September 28, 2022
As a first-generation college student attending NMC, Alex Walsh had a lot of company. As an NMC graduate, he became one of a rarified few who transfer to an Ivy League college.
Now, with his 2022 Harvard University diploma adorning the wall of Walsh’s office in NMC’s Student Success Center, he’s eager to help more students complete paths like his, taking advantage of NMC to make a degree both more affordable and achievable.
“I want to help fellow community college students,” said Walsh, right, a college completion coach. He joined the Success Center staff in June through NMC’s partnership with the Michigan College Access Network (MCAN), and specializes in working with first-generation students from Antrim and Kalkaska counties.
Specifically, MCAN is aimed at achieving Michigan’s goal that 60 percent of residents have a post-secondary degree by 2030. Reaching more first-generation students like Walsh, 30, is key to that.
“The heart of MCAN is all about increasing access to higher education,” said Walsh, who graduated from NMC in 2012 and then enlisted in the Navy before starting at Harvard in 2019. “I saw it as a really good opportunity to come back to NMC. I’m definitely happy to be here.”
This is NMC’s second year as part of the MCAN coaching network. Walsh’s position is funded through AmeriCorps. In its first year, the program exceeded all its goals, notably the number of students who persisted in their educational journey or completed it.
“Partnering with the state to receive some of the funding for this position has allowed us to have our first full-time coaches on campus. They work as an integral part of our coaching team,” said Sally Smarsty, NMC’s Student Success Coordinator.

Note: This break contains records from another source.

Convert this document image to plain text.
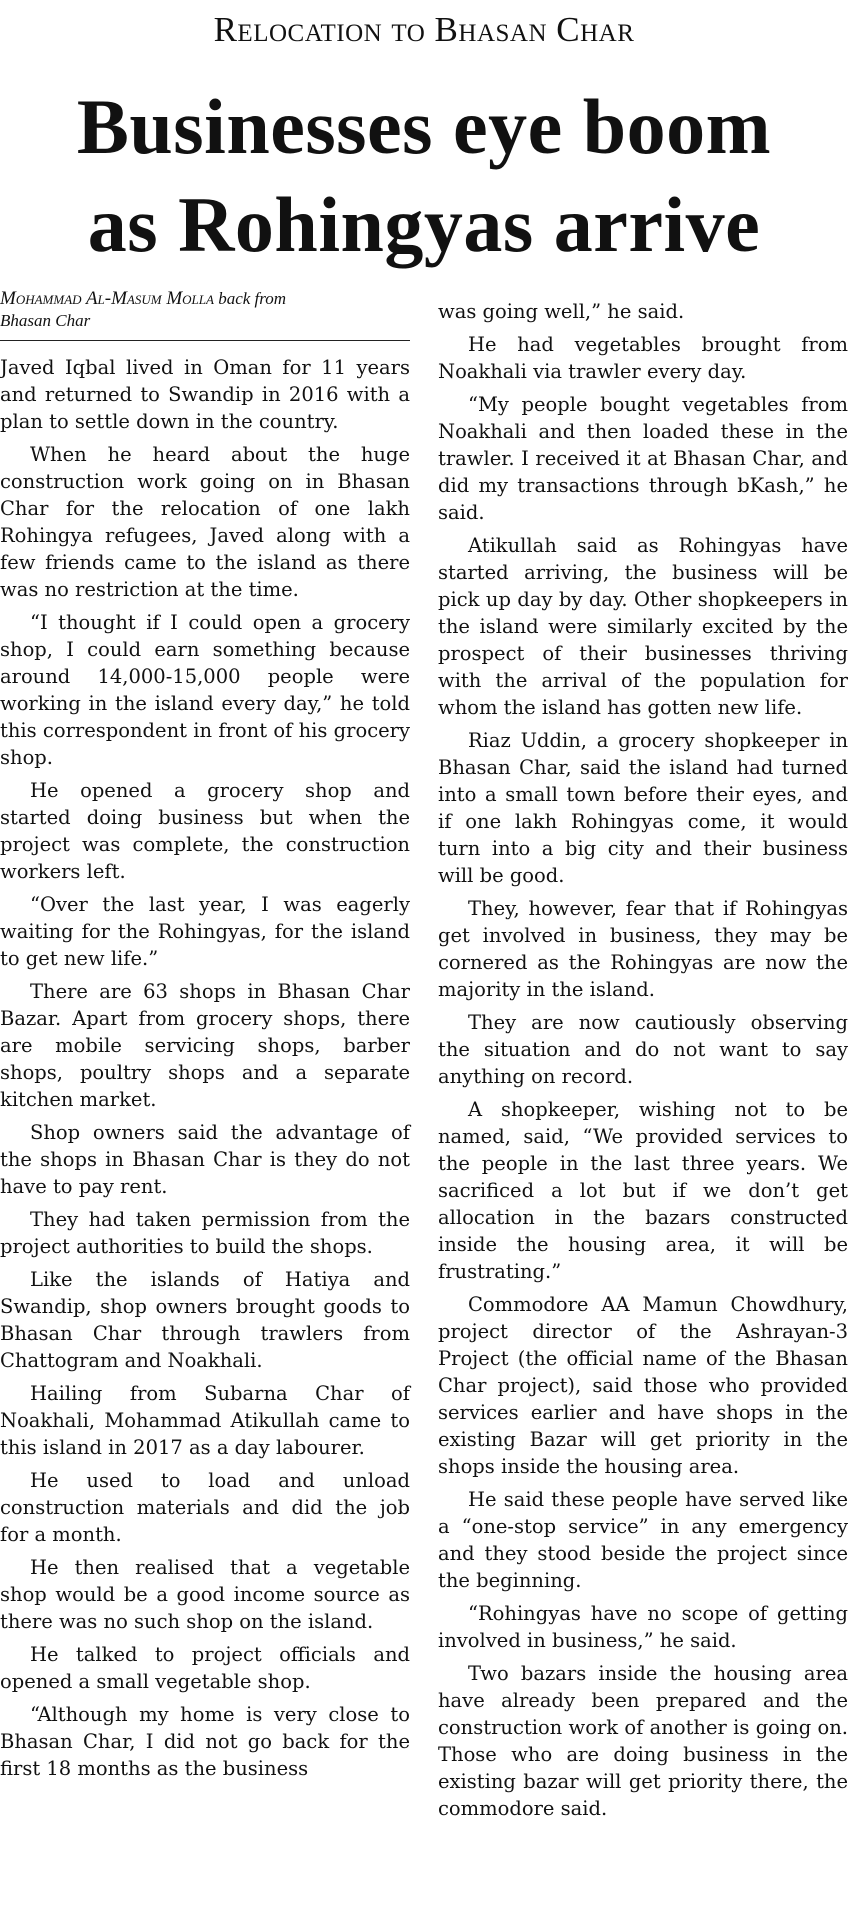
Relocation to Bhasan Char
Businesses eye boom
as Rohingyas arrive
Mohammad Al-Masum Molla back from
Bhasan Char

Javed Iqbal lived in Oman for 11 years and returned to Swandip in 2016 with a plan to settle down in the country.

When he heard about the huge construction work going on in Bhasan Char for the relocation of one lakh Rohingya refugees, Javed along with a few friends came to the island as there was no restriction at the time.

“I thought if I could open a grocery shop, I could earn something because around 14,000-15,000 people were working in the island every day,” he told this correspondent in front of his grocery shop.

He opened a grocery shop and started doing business but when the project was complete, the construction workers left.

“Over the last year, I was eagerly waiting for the Rohingyas, for the island to get new life.”

There are 63 shops in Bhasan Char Bazar. Apart from grocery shops, there are mobile servicing shops, barber shops, poultry shops and a separate kitchen market.

Shop owners said the advantage of the shops in Bhasan Char is they do not have to pay rent.

They had taken permission from the project authorities to build the shops.

Like the islands of Hatiya and Swandip, shop owners brought goods to Bhasan Char through trawlers from Chattogram and Noakhali.

Hailing from Subarna Char of Noakhali, Mohammad Atikullah came to this island in 2017 as a day labourer.

He used to load and unload construction materials and did the job for a month.

He then realised that a vegetable shop would be a good income source as there was no such shop on the island.

He talked to project officials and opened a small vegetable shop.

“Although my home is very close to Bhasan Char, I did not go back for the first 18 months as the business

was going well,” he said.

He had vegetables brought from Noakhali via trawler every day.

“My people bought vegetables from Noakhali and then loaded these in the trawler. I received it at Bhasan Char, and did my transactions through bKash,” he said.

Atikullah said as Rohingyas have started arriving, the business will be pick up day by day. Other shopkeepers in the island were similarly excited by the prospect of their businesses thriving with the arrival of the population for whom the island has gotten new life.

Riaz Uddin, a grocery shopkeeper in Bhasan Char, said the island had turned into a small town before their eyes, and if one lakh Rohingyas come, it would turn into a big city and their business will be good.

They, however, fear that if Rohingyas get involved in business, they may be cornered as the Rohingyas are now the majority in the island.

They are now cautiously observing the situation and do not want to say anything on record.

A shopkeeper, wishing not to be named, said, “We provided services to the people in the last three years. We sacrificed a lot but if we don’t get allocation in the bazars constructed inside the housing area, it will be frustrating.”

Commodore AA Mamun Chowdhury, project director of the Ashrayan-3 Project (the official name of the Bhasan Char project), said those who provided services earlier and have shops in the existing Bazar will get priority in the shops inside the housing area.

He said these people have served like a “one-stop service” in any emergency and they stood beside the project since the beginning.

“Rohingyas have no scope of getting involved in business,” he said.

Two bazars inside the housing area have already been prepared and the construction work of another is going on. Those who are doing business in the existing bazar will get priority there, the commodore said.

“We have valued NMC’s investment in the partnership and were excited to award a second coaching position at NMC,” said Trisha Caldwell, AmeriCorps program director for MCAN. “NMC has created a welcoming environment where coaches have felt welcomed and valued at the college; ultimately, providing opportunity for strong collaborative efforts to support students as they navigate their college journey.
Coaches help students develop a support network, an academic plan, a financial plan, and time management skills. They are a newer part of the support service network NMC offers to all students, in addition to instructors, advisors and tutors.
As living proof transferring can be done, Walsh plans to encourage students to aim high while they’re at it. Seeking to diversify their student bodies, some historically elite colleges are now offering generous financial aid to students from community college or first generation backgrounds, Walsh said. The University of Michigan’s Go Blue Guarantee, for instance, offers free tuition to students whose families earn $65,000 or less. Harvard’s income threshold is $75,000 and Princeton’s is $100,000.
As a veteran Walsh also aims to work with fellow coach Bob Hammond to reinvigorate services to veterans, as well as NMC’s chapter of Student Veterans of America.
Walsh’s own academic journey isn’t done, either. While serving as a coach he plans to take both the LSAT and GRE exams as he considers law school or graduate school.